Researchers identified T-cell epitopes from a 27-kd protein of P. copri which stimulated 42% of patients with recent-onset RA. One subgroup in both patients with recent-onset RA and patients with chronic RA had IgA antibody responses to either Pc-p27 or the entire organism, which associated with Th17 cytokine responses and frequent anti-citrullinated protein antibodies (ACPAs).
“The other subgroup had IgG P copri antibodies, which were associated with Prevotella DNA in synovial fluid, P copri–specific Th1 responses, and less frequent ACPAs,” the authors wrote. In patients with other rheumatic diseases, P. copri antibody responses were “rarely found.”

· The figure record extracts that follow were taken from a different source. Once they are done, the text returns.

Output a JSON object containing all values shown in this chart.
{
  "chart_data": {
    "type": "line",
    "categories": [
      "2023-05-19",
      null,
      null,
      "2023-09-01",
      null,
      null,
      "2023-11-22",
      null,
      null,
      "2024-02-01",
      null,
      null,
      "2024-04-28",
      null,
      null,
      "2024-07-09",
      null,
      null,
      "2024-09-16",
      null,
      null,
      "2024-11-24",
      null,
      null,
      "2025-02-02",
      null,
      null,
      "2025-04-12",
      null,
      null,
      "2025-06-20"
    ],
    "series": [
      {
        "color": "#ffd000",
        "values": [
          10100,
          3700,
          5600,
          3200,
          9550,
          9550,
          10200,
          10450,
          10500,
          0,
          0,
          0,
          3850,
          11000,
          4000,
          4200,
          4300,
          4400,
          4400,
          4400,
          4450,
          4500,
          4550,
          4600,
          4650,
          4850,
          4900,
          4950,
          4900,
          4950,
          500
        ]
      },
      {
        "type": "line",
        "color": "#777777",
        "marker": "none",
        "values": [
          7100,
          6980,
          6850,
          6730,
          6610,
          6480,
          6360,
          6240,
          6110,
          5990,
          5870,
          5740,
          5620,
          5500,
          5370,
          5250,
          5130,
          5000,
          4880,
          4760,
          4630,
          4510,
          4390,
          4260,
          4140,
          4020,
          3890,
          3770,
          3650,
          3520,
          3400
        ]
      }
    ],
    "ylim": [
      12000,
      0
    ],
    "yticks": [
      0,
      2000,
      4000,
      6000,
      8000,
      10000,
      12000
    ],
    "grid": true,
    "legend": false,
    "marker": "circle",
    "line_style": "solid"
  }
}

“[P. copri] IgG antibody responses could provide support for the diagnosis in RA patients who lack ACPA or [rheumatoid factor] RF,” the researchers wrote. “Moreover, dietary interventions or specifically tailored antibiotic regimens targeting P. copri could play an adjunctive role to [disease-modifying antirheumatic drugs] DMARDs in the treatment of this disease.” – by Will Offit
Disclosures: The researchers report support by the ACR, the Ounsworth-Fitzgerald Foundation, the Mathers Foundation, the English-Bonter-Mitchell Foundation, the Littauer Foundation, the Lillian B. Davey Foundation, the Eshe Fund and the NIH.